5 de julio de 2026 - 09:57

"Me crucé con un gato negro": la racha de mala suerte que persigue a Max Verstappen y Red Bull en 2026

Max Verstappen señala al límite de costos como el gran obstáculo para mejorar un monoplaza que sufre fallos mecánicos y falta de ritmo.

Max Verstappen atraviesa su momento más crítico en la Fórmula 1 tras clasificar séptimo en Silverstone. Entre problemas de motor y una falta de ritmo evidente, el piloto de Red Bull ha decidido descartar públicamente cualquier posibilidad de luchar por el título mundial en 2026, señalando una acumulación de infortunios inusual para el equipo.

La frustración del neerlandés no se limita a un resultado aislado en Gran Bretaña. Durante la clasificación, Verstappen se vio lastrado por un fallo en su unidad de potencia que condicionó su posición en la parrilla. Sin embargo, el análisis del piloto indica que, incluso sin ese inconveniente, el coche carece del ritmo necesario para competir en la parte delantera.

El Red Bull de Max Verstappen en Austria.

El Red Bull de Max Verstappen en Austria.

Los problemas de Red Bull con la gestión de energía

El diseño del RB22 y su motor parecen no adaptarse a circuitos donde la gestión de la energía es determinante, una situación que se repite en Silverstone.
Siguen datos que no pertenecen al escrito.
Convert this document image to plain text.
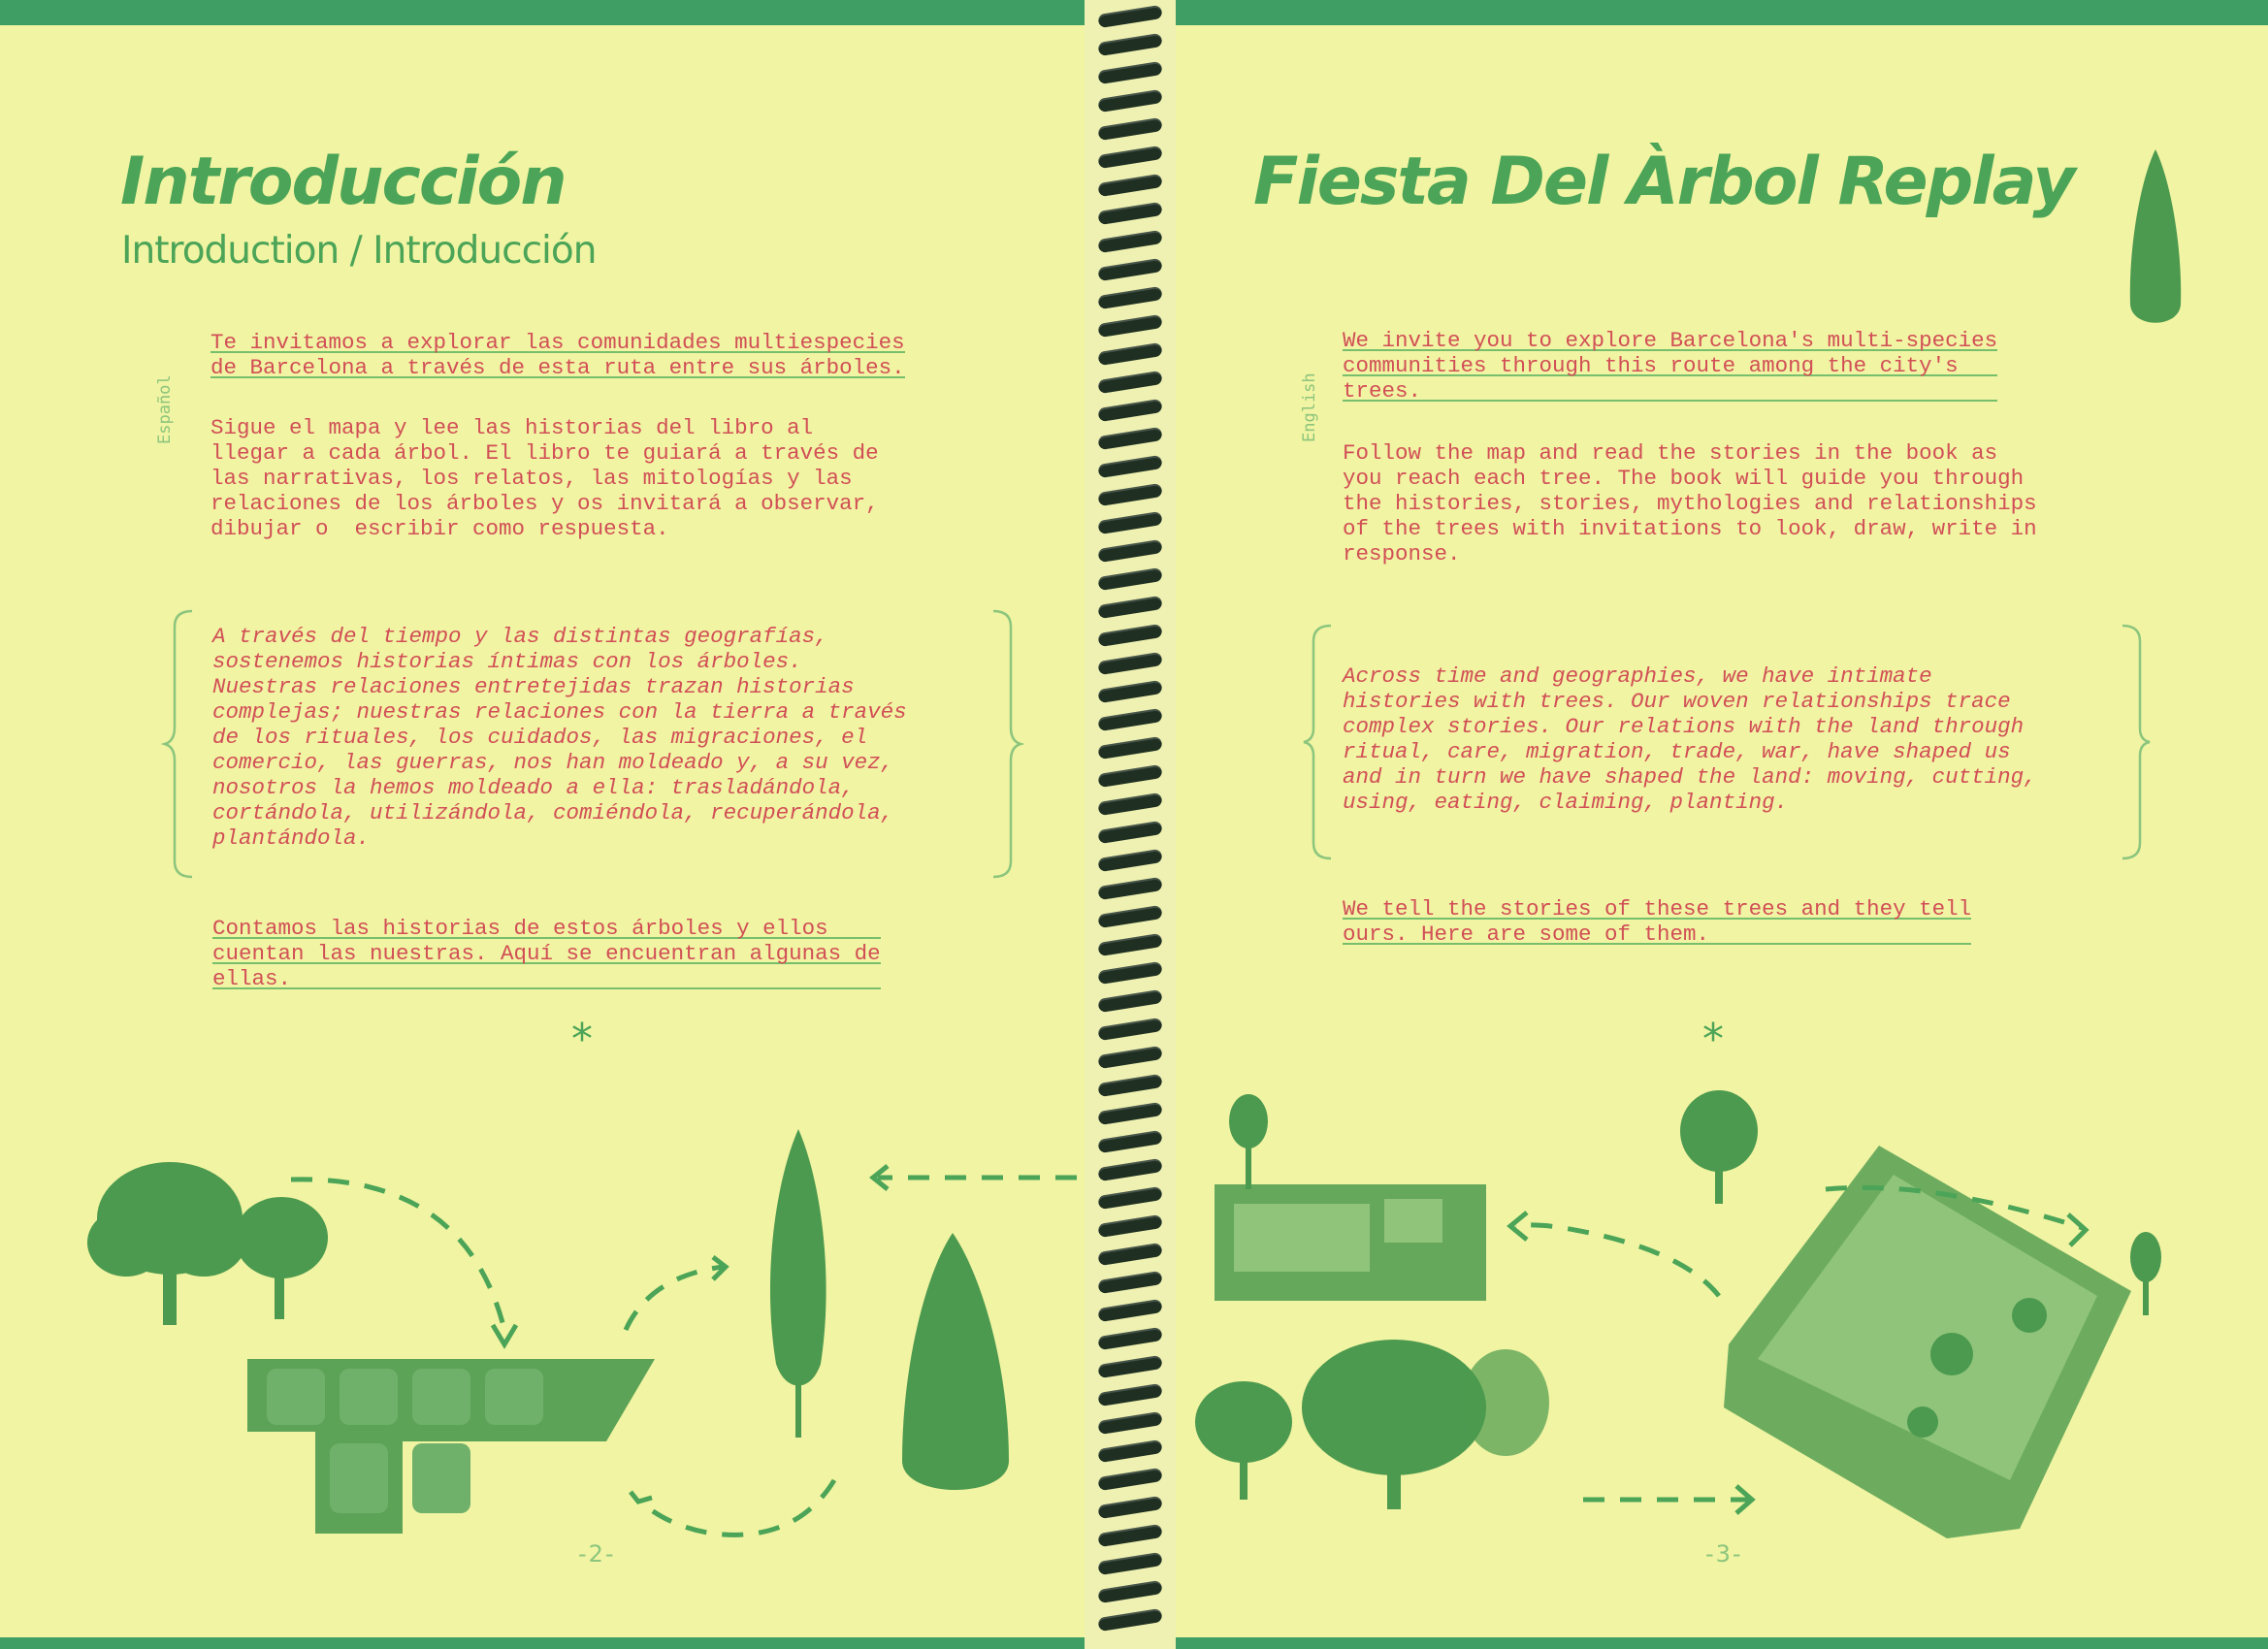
Introducción
Introduction / Introducción
Español

Te invitamos a explorar las comunidades multiespecies
de Barcelona a través de esta ruta entre sus árboles.

Sigue el mapa y lee las historias del libro al
llegar a cada árbol. El libro te guiará a través de
las narrativas, los relatos, las mitologías y las
relaciones de los árboles y os invitará a observar,
dibujar o  escribir como respuesta.

A través del tiempo y las distintas geografías,
sostenemos historias íntimas con los árboles.
Nuestras relaciones entretejidas trazan historias
complejas; nuestras relaciones con la tierra a través
de los rituales, los cuidados, las migraciones, el
comercio, las guerras, nos han moldeado y, a su vez,
nosotros la hemos moldeado a ella: trasladándola,
cortándola, utilizándola, comiéndola, recuperándola,
plantándola.

Contamos las historias de estos árboles y ellos
cuentan las nuestras. Aquí se encuentran algunas de
ellas.

*
-2-
Fiesta Del Àrbol Replay
English

We invite you to explore Barcelona's multi-species
communities through this route among the city's
trees.

Follow the map and read the stories in the book as
you reach each tree. The book will guide you through
the histories, stories, mythologies and relationships
of the trees with invitations to look, draw, write in
response.

Across time and geographies, we have intimate
histories with trees. Our woven relationships trace
complex stories. Our relations with the land through
ritual, care, migration, trade, war, have shaped us
and in turn we have shaped the land: moving, cutting,
using, eating, claiming, planting.

We tell the stories of these trees and they tell
ours. Here are some of them.

*
-3-
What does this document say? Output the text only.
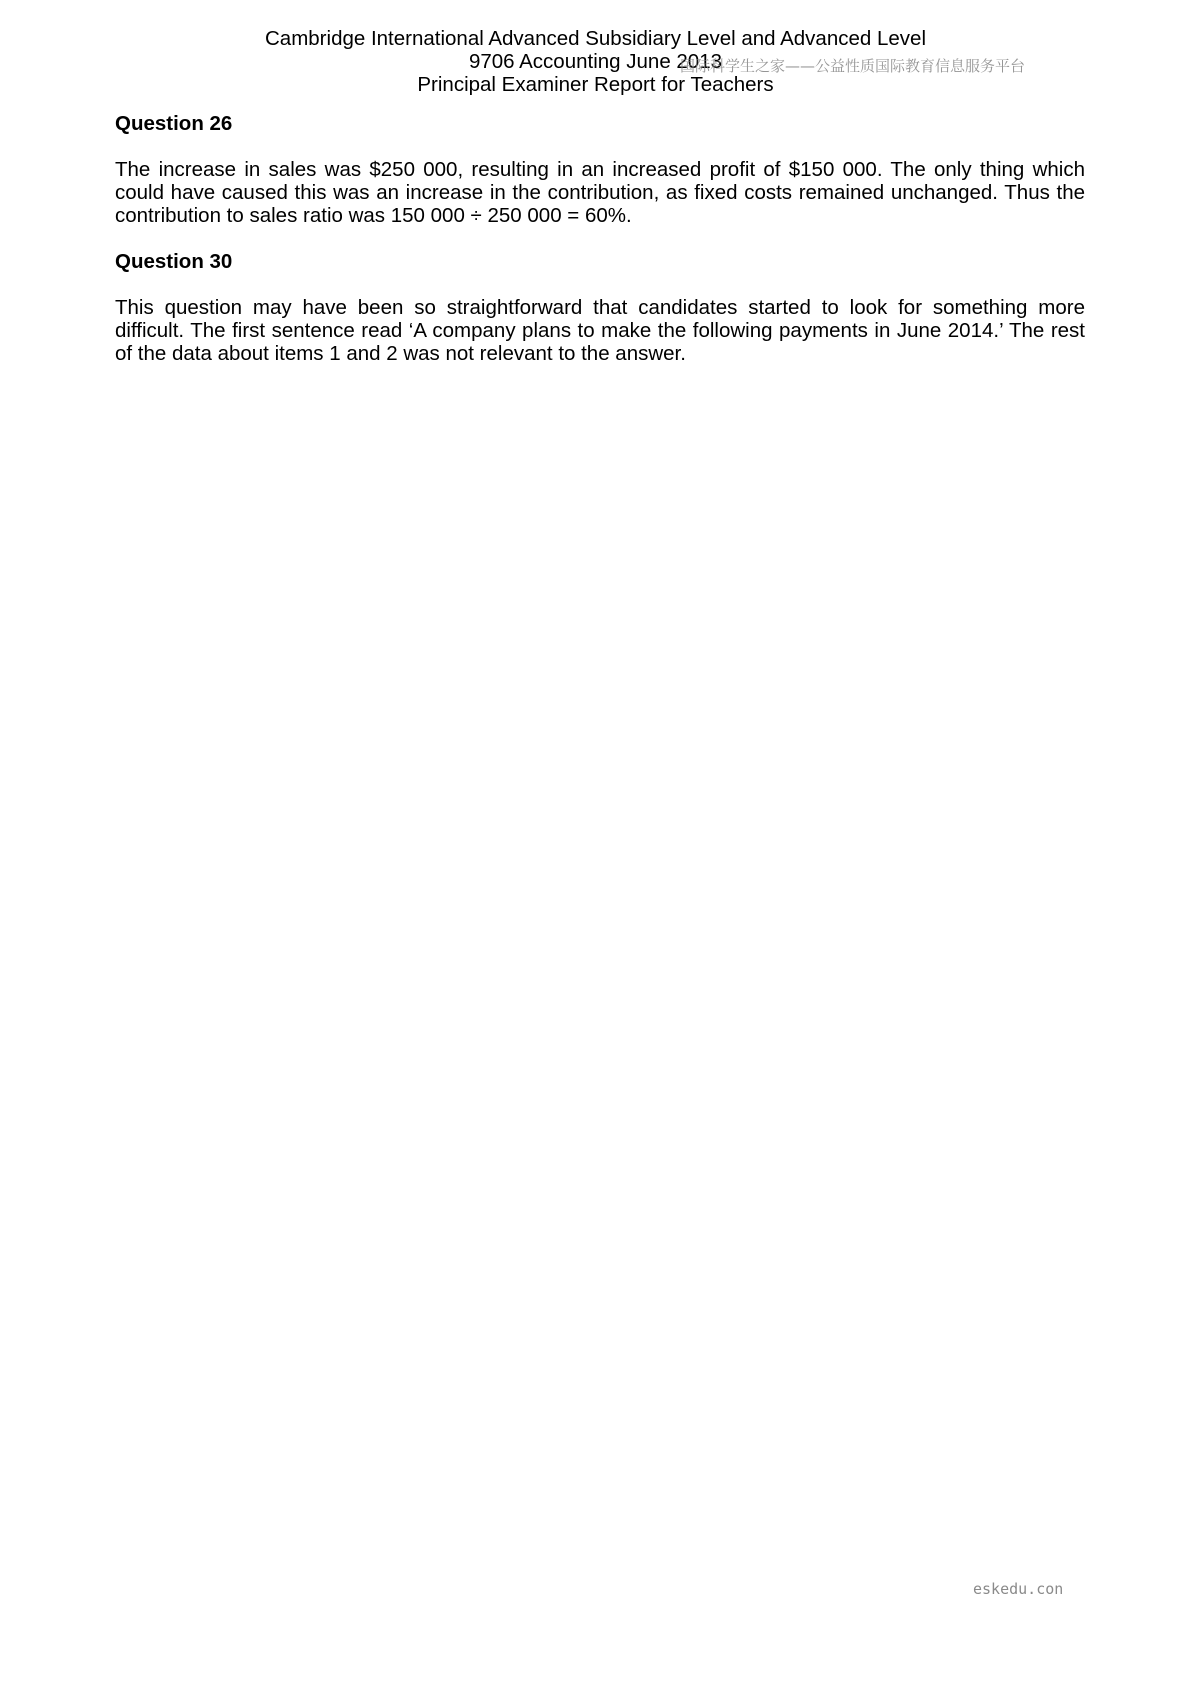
Cambridge International Advanced Subsidiary Level and Advanced Level
9706 Accounting June 2013
Principal Examiner Report for Teachers
国际科学生之家——公益性质国际教育信息服务平台

Question 26

The increase in sales was $250 000, resulting in an increased profit of $150 000. The only thing which could have caused this was an increase in the contribution, as fixed costs remained unchanged. Thus the contribution to sales ratio was 150 000 ÷ 250 000 = 60%.

Question 30

This question may have been so straightforward that candidates started to look for something more difficult. The first sentence read ‘A company plans to make the following payments in June 2014.’ The rest of the data about items 1 and 2 was not relevant to the answer.

eskedu.con
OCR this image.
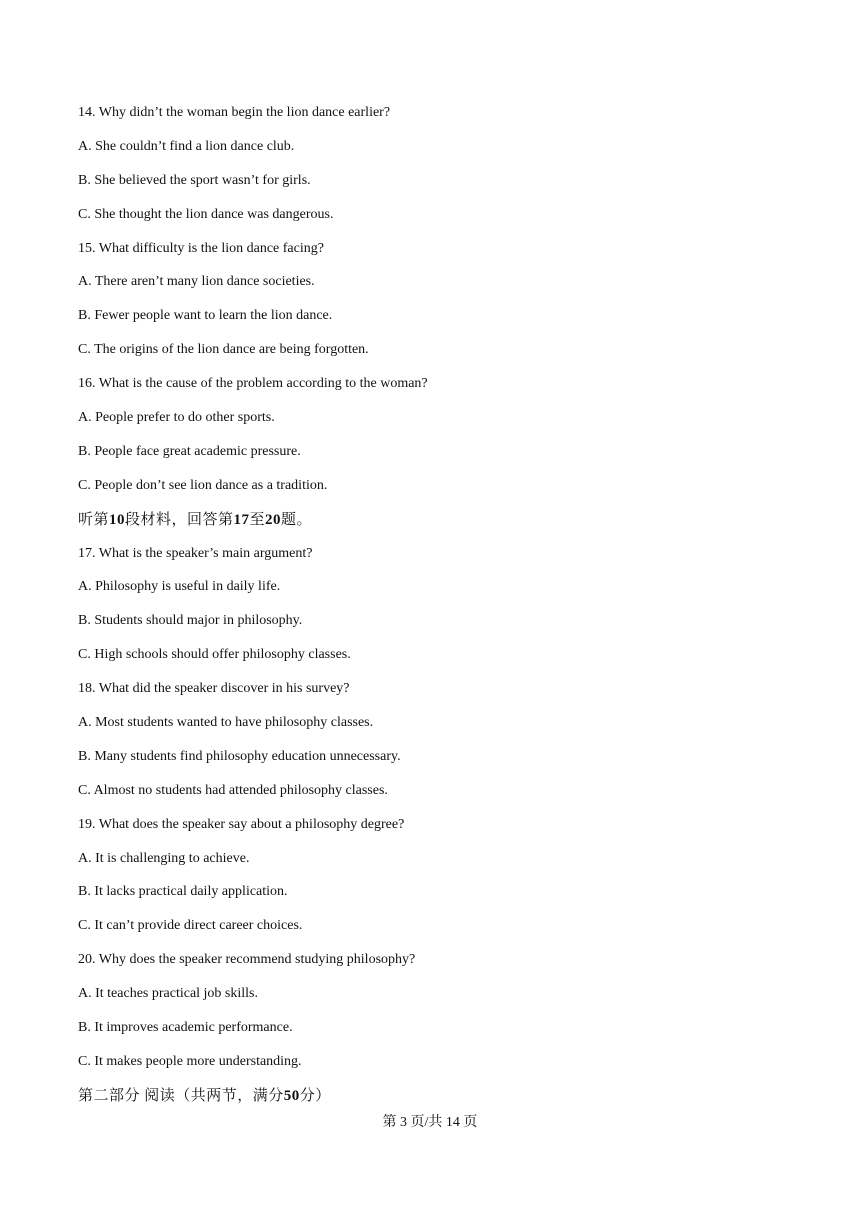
14. Why didn’t the woman begin the lion dance earlier?
A. She couldn’t find a lion dance club.
B. She believed the sport wasn’t for girls.
C. She thought the lion dance was dangerous.
15. What difficulty is the lion dance facing?
A. There aren’t many lion dance societies.
B. Fewer people want to learn the lion dance.
C. The origins of the lion dance are being forgotten.
16. What is the cause of the problem according to the woman?
A. People prefer to do other sports.
B. People face great academic pressure.
C. People don’t see lion dance as a tradition.
听第10段材料，回答第17至20题。
17. What is the speaker’s main argument?
A. Philosophy is useful in daily life.
B. Students should major in philosophy.
C. High schools should offer philosophy classes.
18. What did the speaker discover in his survey?
A. Most students wanted to have philosophy classes.
B. Many students find philosophy education unnecessary.
C. Almost no students had attended philosophy classes.
19. What does the speaker say about a philosophy degree?
A. It is challenging to achieve.
B. It lacks practical daily application.
C. It can’t provide direct career choices.
20. Why does the speaker recommend studying philosophy?
A. It teaches practical job skills.
B. It improves academic performance.
C. It makes people more understanding.
第二部分 阅读（共两节，满分50分）
第 3 页/共 14 页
Esta debilidad técnica anticipa un panorama complicado para las próximas citas en Spa-Francorchamps y Monza, trazados donde el piloto espera sufrir de la misma manera. Según Verstappen, la categoría atraviesa una fase de "carreras yo-yo" debido a estos sistemas de energía.

A diferencia de la remontada que el equipo protagonizó tras el parón de verano en temporadas anteriores, la estructura de la competición actual impide que la historia se repita. La explicación reside en el límite de gastos, que restringe la posibilidad de introducir mejoras constantes al monoplaza. "Seguiremos evaluando las cosas carrera a carrera, pero en circuitos limitados por la gestión de energía sufrimos más", explicó el piloto.

La racha de contratiempos incluye fallos en el alerón trasero en Austria, un retiro desde la segunda posición en Mónaco y problemas mecánicos incluso fuera de la Fórmula 1. Ante esta sucesión de eventos, el piloto utilizó una metáfora específica para describir su situación actual: "Es casi como si me hubiera cruzado con un gato negro". Aunque afirma no ser alguien supersticioso, reconoce que la cantidad de infortunio en 2026 resulta sorprendente.

El piloto manifestó también su deseo de que llegue pronto el parón de verano, aunque bromea asegurando que este no será lo suficientemente largo. Por ahora, el enfoque se centra en sobrevivir a las carreras donde el motor Red Bull es menos competitivo. El equipo deberá gestionar una temporada que se siente muy diferente a las victorias dominantes del pasado reciente.